The great folklorist and music collector Dick Spottswood calls the songs he plays on his fabulous radio program “obsolete music.” It’s a wonderful term to describe what many call “roots music.”

Turning the tables on the idea of “roots,” “obsolete music” trumpets the messy, lost, castoff quality of older forms of American popular music rather than its grounded timelessness. And amazingly, “obsolete music” as a label and approach to country, folk, blues, and r&b from decades past winds up rekindling authentic experience out of the very process of complicating authenticity.

Folk music here is purposefully de-folkified. It isn’t the ahistorical sound of the Volk. It’s not the sonic equivalent of a rustic wooden sculpture made by a visionary tobacco farmer from Kentucky. Instead, it’s folk music as a 1950s Chevy tailfin: showy, flashy, ludicrous, full of glint and style and utopian longings to live in the moment, even if this turns out to be a moment from the past.

On Spottswood’s show, then, we are not in the realm of folk music understood as the pulsating heartbeat of a vibrant, rooted community. Instead, when we tune in Spottswood’s show, we journey to the dispersed, dusty alcoves, attics, and basements of a former community’s sonic coherence. We get lost, disoriented, outmoded on the margins and edges of the collective musical soundscape of American popular song.

Listening to the Dick Spottswood Show, we find ourselves in a new community on those margins and edges: a secret society of shamanic listeners. In short, we are no longer among the originators, but we are instead among the collectors. We’re listening to ghosts.

But we only hear those sonic ghosts through figures such as Spottswood, who, like spiritualist mediums at a seance, tune in those ghosts, touch and perceive their shapes, and link them together.

As Spottswood re-collects and recollects older songs, how weird that roots music would emerge on his radio show from such seemingly rootless and now-lost sounds.

#207 – The Folk Look in Mod Art

Monday, April 7th, 2008

modernism as the folk art of modernity?

Last post, I asked if a folk artist was merely a modernist with a good marketing plan?
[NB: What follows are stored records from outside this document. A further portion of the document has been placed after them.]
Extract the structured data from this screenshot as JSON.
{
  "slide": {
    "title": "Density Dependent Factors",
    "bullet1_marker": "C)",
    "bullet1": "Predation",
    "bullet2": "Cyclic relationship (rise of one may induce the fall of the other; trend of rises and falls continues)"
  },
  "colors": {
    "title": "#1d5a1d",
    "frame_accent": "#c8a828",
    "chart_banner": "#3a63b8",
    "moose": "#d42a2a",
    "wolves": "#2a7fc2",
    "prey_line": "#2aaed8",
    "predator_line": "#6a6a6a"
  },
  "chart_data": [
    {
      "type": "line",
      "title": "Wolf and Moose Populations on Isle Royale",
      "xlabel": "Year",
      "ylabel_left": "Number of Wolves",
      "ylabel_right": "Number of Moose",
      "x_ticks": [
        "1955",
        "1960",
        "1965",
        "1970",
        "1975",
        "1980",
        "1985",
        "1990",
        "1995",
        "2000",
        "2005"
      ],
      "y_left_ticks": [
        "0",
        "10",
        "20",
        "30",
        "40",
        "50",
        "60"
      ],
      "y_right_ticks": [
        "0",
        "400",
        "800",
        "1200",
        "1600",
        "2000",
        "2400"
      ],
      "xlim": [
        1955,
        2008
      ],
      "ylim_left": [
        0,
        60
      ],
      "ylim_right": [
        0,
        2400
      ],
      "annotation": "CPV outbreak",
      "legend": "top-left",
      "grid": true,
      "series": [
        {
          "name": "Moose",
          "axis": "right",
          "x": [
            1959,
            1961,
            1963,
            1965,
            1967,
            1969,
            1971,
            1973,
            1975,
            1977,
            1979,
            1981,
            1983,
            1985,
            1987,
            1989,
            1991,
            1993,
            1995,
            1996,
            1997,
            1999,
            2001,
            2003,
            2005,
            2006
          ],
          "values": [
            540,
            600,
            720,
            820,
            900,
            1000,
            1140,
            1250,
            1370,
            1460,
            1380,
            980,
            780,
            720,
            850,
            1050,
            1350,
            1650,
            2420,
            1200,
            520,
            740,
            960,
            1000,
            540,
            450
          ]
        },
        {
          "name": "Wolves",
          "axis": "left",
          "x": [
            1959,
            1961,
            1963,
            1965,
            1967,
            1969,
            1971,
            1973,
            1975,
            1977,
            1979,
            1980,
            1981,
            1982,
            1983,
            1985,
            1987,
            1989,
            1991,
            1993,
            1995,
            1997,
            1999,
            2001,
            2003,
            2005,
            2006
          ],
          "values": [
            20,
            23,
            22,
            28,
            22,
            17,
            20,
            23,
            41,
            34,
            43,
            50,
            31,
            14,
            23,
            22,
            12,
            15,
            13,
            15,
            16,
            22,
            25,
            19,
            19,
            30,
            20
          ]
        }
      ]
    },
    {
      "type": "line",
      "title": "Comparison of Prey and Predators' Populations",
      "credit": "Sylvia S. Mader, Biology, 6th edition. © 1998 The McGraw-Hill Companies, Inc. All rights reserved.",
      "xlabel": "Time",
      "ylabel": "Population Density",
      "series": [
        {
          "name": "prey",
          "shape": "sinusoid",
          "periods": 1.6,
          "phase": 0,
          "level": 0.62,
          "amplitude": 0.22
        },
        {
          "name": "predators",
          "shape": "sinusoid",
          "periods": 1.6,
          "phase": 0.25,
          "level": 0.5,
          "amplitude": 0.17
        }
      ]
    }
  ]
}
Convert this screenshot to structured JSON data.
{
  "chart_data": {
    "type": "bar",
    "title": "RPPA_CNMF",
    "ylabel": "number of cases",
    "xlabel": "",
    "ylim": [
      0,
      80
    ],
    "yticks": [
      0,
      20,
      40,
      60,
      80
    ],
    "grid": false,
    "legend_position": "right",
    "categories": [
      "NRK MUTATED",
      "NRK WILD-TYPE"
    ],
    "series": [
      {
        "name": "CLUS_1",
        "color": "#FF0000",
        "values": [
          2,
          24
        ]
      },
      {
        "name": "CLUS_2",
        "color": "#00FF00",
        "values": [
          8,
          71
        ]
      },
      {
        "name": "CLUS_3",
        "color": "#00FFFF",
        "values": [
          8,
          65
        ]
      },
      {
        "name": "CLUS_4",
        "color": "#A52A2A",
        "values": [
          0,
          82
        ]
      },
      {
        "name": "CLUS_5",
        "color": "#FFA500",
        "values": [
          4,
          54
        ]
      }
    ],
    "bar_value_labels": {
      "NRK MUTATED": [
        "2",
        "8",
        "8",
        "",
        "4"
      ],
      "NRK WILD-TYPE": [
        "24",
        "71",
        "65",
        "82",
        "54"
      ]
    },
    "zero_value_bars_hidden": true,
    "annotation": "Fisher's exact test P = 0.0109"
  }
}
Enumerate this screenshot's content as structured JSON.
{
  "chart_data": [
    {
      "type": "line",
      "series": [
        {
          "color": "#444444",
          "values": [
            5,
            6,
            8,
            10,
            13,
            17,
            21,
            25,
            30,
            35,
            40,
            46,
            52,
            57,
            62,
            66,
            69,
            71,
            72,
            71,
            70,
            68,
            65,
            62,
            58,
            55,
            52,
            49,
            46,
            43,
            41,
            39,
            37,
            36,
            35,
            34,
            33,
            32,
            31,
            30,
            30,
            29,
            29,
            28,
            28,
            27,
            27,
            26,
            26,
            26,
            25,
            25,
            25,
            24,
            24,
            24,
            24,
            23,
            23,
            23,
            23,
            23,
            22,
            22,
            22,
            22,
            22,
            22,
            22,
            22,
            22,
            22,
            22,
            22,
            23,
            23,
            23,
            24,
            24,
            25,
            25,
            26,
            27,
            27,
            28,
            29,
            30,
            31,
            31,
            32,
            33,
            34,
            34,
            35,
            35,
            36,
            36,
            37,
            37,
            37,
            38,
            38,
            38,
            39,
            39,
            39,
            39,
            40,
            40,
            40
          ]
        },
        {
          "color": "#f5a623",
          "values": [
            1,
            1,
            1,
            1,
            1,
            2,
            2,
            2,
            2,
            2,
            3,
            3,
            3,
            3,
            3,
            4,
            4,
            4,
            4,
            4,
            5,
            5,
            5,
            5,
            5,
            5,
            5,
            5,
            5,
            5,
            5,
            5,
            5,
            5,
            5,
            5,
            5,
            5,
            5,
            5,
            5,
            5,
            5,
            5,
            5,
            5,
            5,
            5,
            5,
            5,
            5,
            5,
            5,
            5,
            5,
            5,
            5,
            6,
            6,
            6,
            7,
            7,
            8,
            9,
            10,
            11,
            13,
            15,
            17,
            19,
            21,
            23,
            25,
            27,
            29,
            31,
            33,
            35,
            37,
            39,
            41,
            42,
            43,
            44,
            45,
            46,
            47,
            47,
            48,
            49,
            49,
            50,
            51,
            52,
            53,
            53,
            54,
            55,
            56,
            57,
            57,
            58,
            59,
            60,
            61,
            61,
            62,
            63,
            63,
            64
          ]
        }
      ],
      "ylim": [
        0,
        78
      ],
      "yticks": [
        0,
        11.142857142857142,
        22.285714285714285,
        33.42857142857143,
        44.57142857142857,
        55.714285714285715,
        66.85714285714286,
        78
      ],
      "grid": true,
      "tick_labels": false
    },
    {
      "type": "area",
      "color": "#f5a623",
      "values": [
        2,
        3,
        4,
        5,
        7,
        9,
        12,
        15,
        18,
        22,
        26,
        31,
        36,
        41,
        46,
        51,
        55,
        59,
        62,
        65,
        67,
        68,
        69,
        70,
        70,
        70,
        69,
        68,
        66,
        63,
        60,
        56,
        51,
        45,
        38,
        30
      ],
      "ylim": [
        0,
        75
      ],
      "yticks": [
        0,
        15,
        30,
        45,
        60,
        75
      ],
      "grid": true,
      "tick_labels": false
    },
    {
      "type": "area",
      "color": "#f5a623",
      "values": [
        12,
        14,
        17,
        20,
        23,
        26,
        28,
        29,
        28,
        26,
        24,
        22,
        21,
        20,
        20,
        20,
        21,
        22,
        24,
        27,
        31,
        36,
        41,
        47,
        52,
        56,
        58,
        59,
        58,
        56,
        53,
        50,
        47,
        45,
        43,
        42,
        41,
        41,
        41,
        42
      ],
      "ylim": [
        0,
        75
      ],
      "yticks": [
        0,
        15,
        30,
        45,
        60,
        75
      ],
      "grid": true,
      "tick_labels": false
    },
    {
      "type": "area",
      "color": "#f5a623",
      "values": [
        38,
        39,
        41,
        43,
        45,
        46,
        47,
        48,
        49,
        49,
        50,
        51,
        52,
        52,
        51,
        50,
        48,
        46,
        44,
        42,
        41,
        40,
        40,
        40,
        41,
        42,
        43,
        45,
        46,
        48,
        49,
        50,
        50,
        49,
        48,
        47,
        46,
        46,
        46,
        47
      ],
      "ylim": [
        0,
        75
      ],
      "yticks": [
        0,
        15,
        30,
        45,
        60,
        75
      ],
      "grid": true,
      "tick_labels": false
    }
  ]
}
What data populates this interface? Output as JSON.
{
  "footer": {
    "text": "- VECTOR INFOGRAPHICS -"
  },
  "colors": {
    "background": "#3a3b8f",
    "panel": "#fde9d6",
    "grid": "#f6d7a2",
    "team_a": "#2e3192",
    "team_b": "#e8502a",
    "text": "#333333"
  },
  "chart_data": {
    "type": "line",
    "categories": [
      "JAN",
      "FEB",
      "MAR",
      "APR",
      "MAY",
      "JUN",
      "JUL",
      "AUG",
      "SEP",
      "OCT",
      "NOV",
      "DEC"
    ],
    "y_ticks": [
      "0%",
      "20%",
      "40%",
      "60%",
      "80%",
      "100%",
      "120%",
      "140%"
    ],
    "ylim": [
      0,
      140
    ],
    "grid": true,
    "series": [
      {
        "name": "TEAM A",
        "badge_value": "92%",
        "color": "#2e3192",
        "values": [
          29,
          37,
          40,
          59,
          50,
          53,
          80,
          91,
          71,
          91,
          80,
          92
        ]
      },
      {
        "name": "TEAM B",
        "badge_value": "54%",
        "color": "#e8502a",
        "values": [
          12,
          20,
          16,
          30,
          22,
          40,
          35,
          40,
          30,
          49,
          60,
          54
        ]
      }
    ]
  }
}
Today, in a kind of follow-up review in the Times by Roberta Smith, the art of Doris Lee posed a corollary question: is a modernist merely a folk artist responding to a new folk milieu?

“The Violinist, Woodstock” by Doris Lee

“The Violinist, Woodstock” by Doris Lee (Photo: Noel Allum)

If not, is there something about the distance, the remove, the consciousness, the purposefulness, the premeditation, the irony of modernism that distinguishes it from folk art, which we use to define (probably dubiously) art that seems unmediated, direct, without irony?

But let’s say that the new context for art in the twentieth century involved a new kind of authenticity for the ironic perspective on life — an irony wrought by industrialization, bureaucratization, centralization and their alienations and absurdities (earlier phases of society had their own alienations and absurdities of course, but not the same ones). If folk art is art grounded in everyday life, and modernization transforms everyday life, then modernism is a kind of folk art for its times.

Maybe these labels and the debates about them are just silly. But we use those terms, so we should think about them carefully.

More significantly, we feel aesthetic responses of authenticity and irony to the art that we have to name and label, even if those names and labels are misleading and, ultimately, contradictory. So probing those responses to art for their social embeddedness is worthwhile.

Folk artist – modernist. They signal different social positions, different populations, different markets, different milieus, but the dialectic between them fuses in the story of modernity itself and its all-pervasive transformations of perception.